Obligé de démissionner parce qu'il a tenté d'écarter le chef de police de Montréal, l'ex-directeur général de la Ville de Montréal Guy Hébert a déclaré qu'il se retirait, car de toute façon, les médias allaient s'acharner sur lui et ainsi nuire à la Ville.

Ce que M. Hébert qualifie d'acharnement est en fait une enquête journalistique sérieuse publiée vendredi dernier dans laquelle trois journalistes révélaient les tentatives du directeur général de se débarrasser du chef de police.

De retour de vacances en pleine controverse, M. Hébert avait convié les journalistes lundi avant-midi pour nier les allégations de La Presse à son endroit. Quelques heures plus tard toutefois, l'attaché de presse du ministre de la Sécurité publique le contredisait, affirmant qu'il avait bel et bien tenté de remplacer M. Parent. La faute aux médias? Vraiment?

Quand on est une personnalité publique et qu'on se retrouve dans l'embarras, il est toujours tentant de dire que «c'est la faute des journalistes».

L'histoire récente regorge d'exemples de dirigeants d'entreprise ou de politiciens qui ont attribué leurs malheurs aux médias d'information. Hier, la rédactrice en chef du Devoir, Josée Boileau, rappelait sur Twitter qu'en 2009, Pierre Lavallée était venu dans les bureaux du quotidien se plaindre des articles concernant la firme BMR. Témoin à la commission Charbonneau, il a pourtant confirmé tout ce qui avait été écrit à l'époque. L'ex-maire Gérald Tremblay, lorsqu'il était en poste, reprochait lui aussi aux médias montréalais de s'acharner sur sa personne. Même réaction de la part de son bras droit Frank Zampino et du président de la FTQ, Michel Arsenault, tous deux critiques de la couverture médiatique dont ils étaient l'objet. On pourrait qualifier ce type de comportement «d'arrogance des puissants», des gens qui pensent bénéficier d'une sorte d'immunité liée à leur position et qui n'imaginent pas un instant que leurs agissements pourraient être étalés sur la place publique.

Réputations

Comme c'est souvent sur la scène médiatique que se font et défont des réputations, on peut se demander si Guy Hébert a non seulement menti en conférence de presse, mais s'il n'a pas aussi manipulé un journaliste pour tenter de sauver sa réputation. En effet, lundi, ce qui semble être la version du directeur général de la Ville de Montréal occupait toute une page dans un article signé par le rédacteur en chef du Journal de Montréal, Dany Doucet. Dans un geste rarement vu dans les annales du journalisme québécois, M. Doucet prenait la plume pour démolir l'histoire d'un concurrent (en l'occurrence La Presse) et faire écho à la défense de Guy Hébert. Le patron du Journal de Montréal avait-il fait les vérifications d'usage? Ou s'est-il carrément laissé manipuler par le mandarin de la Ville?

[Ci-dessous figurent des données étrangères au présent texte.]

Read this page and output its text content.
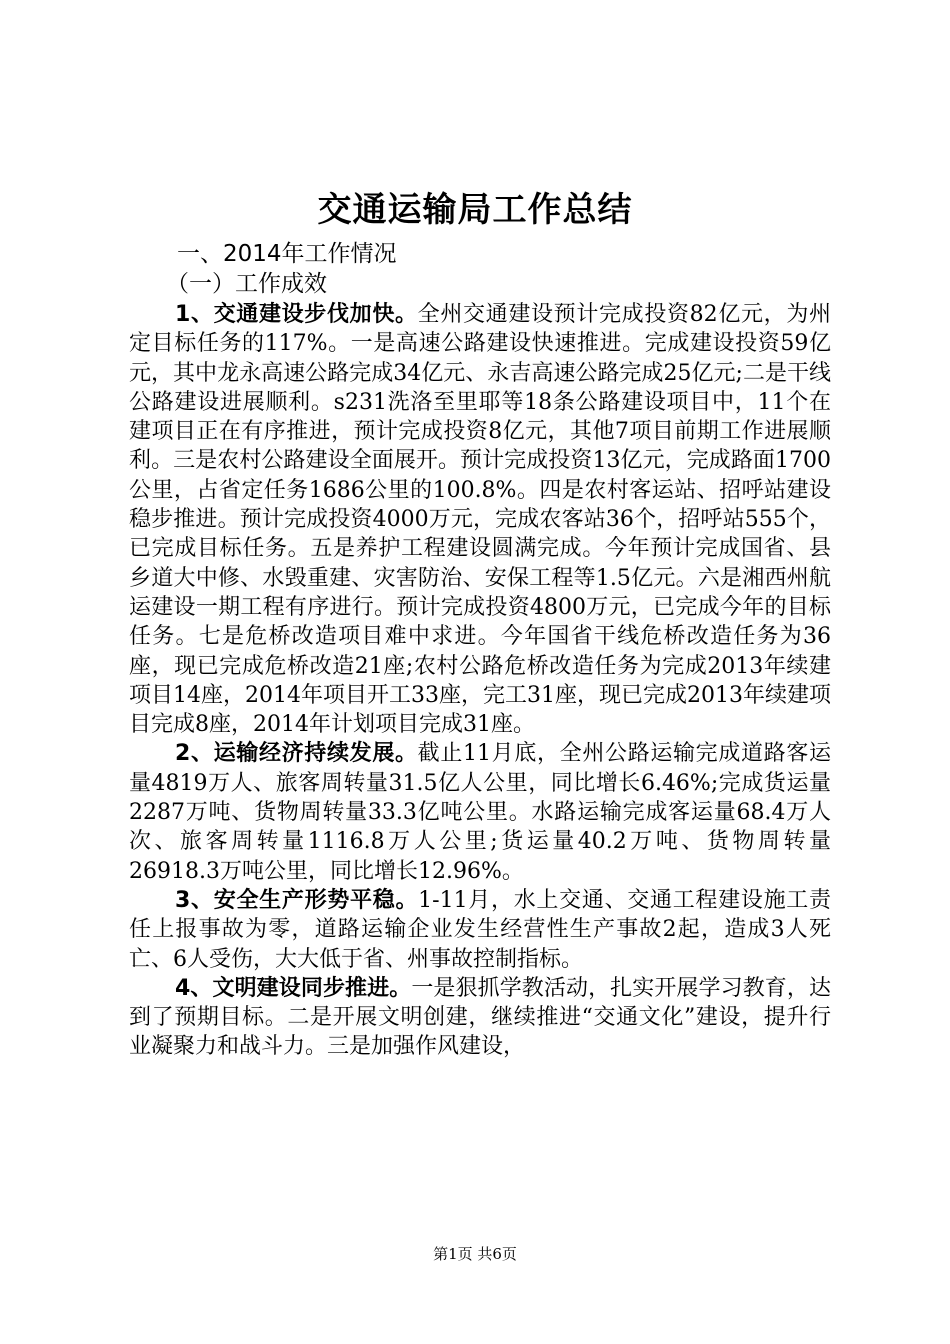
交通运输局工作总结
一、2014年工作情况
（一）工作成效

1、交通建设步伐加快。全州交通建设预计完成投资82亿元，为州定目标任务的117%。一是高速公路建设快速推进。完成建设投资59亿元，其中龙永高速公路完成34亿元、永吉高速公路完成25亿元;二是干线公路建设进展顺利。s231洗洛至里耶等18条公路建设项目中，11个在建项目正在有序推进，预计完成投资8亿元，其他7项目前期工作进展顺利。三是农村公路建设全面展开。预计完成投资13亿元，完成路面1700公里，占省定任务1686公里的100.8%。四是农村客运站、招呼站建设稳步推进。预计完成投资4000万元，完成农客站36个，招呼站555个，已完成目标任务。五是养护工程建设圆满完成。今年预计完成国省、县乡道大中修、水毁重建、灾害防治、安保工程等1.5亿元。六是湘西州航运建设一期工程有序进行。预计完成投资4800万元，已完成今年的目标任务。七是危桥改造项目难中求进。今年国省干线危桥改造任务为36座，现已完成危桥改造21座;农村公路危桥改造任务为完成2013年续建项目14座，2014年项目开工33座，完工31座，现已完成2013年续建项目完成8座，2014年计划项目完成31座。

2、运输经济持续发展。截止11月底，全州公路运输完成道路客运量4819万人、旅客周转量31.5亿人公里，同比增长6.46%;完成货运量2287万吨、货物周转量33.3亿吨公里。水路运输完成客运量68.4万人次、旅客周转量1116.8万人公里;货运量40.2万吨、货物周转量26918.3万吨公里，同比增长12.96%。

3、安全生产形势平稳。1-11月，水上交通、交通工程建设施工责任上报事故为零，道路运输企业发生经营性生产事故2起，造成3人死亡、6人受伤，大大低于省、州事故控制指标。

4、文明建设同步推进。一是狠抓学教活动，扎实开展学习教育，达到了预期目标。二是开展文明创建，继续推进“交通文化”建设，提升行业凝聚力和战斗力。三是加强作风建设，

第1页 共6页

Et surtout, M. Doucet avait-il consulté ses collègues de Québecor? En effet, quelques heures plus tard, le journaliste de TVA Yves Poirier annonçait sur Twitter: «Exclusif TVA Nouvelles: le directeur général a bel et bien voulu limoger le chef de police.» Quand on lui a demandé sur Twitter si cela rendait caduc l'article de Dany Doucet, M. Poirier a répondu: «Pas de commentaires.» On imagine sa frustration et celle de ses collègues, qui travaillaient peut-être eux aussi sur cette histoire, d'avoir été ridiculisés de la sorte avec la publication de l'article du Journal de Montréal.

Toute cette histoire montre à quel point la tension est à son comble à l'hôtel de ville de Montréal. Et que les médias, s'ils ne sont pas vigilants, courent le risque d'être instrumentalisés par les acteurs du drame qui se déroule. Toute une leçon de journalisme.